Regulating the Physical and Chemical Properties of Gefitinib and Its Positional Isomer Through Salt Formation

Abstract

The structural differences between Gefitinib (GFN) and its positional isomers, specifically N-(2-Fluoro-3-chlorophenyl)-7-methoxy-6-[3-(4-morpholinyl)propoxy]-4-quinazolinamine(ISOGFN), appear minimal on a two-dimensional level. Despite their similar crystallization packing styles, the physical and chemical properties of the two solid states differ significantly, obstructing the development of the isomer into pharmaceutical drugs.
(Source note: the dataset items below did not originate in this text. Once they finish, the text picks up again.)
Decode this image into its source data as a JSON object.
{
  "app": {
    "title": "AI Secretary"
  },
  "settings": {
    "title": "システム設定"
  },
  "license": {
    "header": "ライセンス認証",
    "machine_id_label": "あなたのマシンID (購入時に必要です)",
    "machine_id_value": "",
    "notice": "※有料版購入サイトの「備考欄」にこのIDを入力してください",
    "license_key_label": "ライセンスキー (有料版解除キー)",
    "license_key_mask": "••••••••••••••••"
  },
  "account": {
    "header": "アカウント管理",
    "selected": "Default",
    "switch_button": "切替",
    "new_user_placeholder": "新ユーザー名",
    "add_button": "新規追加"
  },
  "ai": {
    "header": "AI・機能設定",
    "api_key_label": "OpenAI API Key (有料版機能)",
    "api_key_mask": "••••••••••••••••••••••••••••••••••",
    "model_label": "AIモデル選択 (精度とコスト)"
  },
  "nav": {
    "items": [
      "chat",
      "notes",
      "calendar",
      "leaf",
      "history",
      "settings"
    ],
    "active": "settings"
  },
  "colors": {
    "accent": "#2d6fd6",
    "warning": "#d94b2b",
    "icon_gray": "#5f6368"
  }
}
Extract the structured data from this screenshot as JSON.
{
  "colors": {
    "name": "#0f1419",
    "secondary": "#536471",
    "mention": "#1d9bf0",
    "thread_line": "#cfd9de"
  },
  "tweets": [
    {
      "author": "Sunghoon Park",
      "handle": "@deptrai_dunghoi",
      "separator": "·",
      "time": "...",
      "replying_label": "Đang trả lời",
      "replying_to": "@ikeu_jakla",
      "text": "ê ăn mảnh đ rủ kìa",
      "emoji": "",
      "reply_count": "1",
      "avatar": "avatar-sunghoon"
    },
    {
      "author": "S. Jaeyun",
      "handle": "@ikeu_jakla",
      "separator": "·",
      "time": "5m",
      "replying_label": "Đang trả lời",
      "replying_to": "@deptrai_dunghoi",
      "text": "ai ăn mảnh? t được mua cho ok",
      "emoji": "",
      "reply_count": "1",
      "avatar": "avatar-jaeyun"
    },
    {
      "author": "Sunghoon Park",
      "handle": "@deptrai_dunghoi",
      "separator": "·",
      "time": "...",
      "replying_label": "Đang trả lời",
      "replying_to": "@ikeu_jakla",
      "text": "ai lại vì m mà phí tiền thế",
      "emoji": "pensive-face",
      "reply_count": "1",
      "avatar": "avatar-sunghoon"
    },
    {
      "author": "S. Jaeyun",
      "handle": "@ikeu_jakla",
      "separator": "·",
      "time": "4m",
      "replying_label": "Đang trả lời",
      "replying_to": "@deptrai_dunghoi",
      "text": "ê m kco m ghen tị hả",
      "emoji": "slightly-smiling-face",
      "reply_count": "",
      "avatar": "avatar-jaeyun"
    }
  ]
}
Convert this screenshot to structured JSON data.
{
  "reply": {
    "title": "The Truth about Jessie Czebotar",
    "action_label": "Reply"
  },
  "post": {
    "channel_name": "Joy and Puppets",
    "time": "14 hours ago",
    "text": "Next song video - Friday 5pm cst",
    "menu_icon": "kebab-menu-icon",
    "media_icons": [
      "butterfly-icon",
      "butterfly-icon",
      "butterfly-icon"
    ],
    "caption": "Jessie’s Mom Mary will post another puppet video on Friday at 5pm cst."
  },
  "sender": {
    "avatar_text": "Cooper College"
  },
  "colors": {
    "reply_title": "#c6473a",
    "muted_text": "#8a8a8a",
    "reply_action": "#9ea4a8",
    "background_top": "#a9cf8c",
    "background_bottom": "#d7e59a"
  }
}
Can cocrystallization with an identical ligand bridge this gap? In this study, we first prepared crystal of the GFN positional isomer. We then synthesized two distinct salts of GFN and its isomer using fumaric acid (FA, pKa:3.03) as the ligand, comparing the physicochemical properties of these samples. X-ray diffraction was conducted to characterize these crystals, alongside vibrational spectrum and thermal analysis. Additionally, their dissolution and permeability properties were evaluated to identify and summarize similarities and differences. Theoretical computational studies, including crystal packing similarity, proton transfer, Gibbs free energy, and interaction energy, were employed to elucidate the differences in properties from the structural and energy perspectives. The results indicated that introducing FA diminished the differences in properties between GFN and its positional isomer, especially in terms of solubility, permeability, thermostability, and packing similarity. For the isomer, its improvement in permeability after salt formation, which overcomes its shortcoming, providing a valuable reference for isomer drug research and development.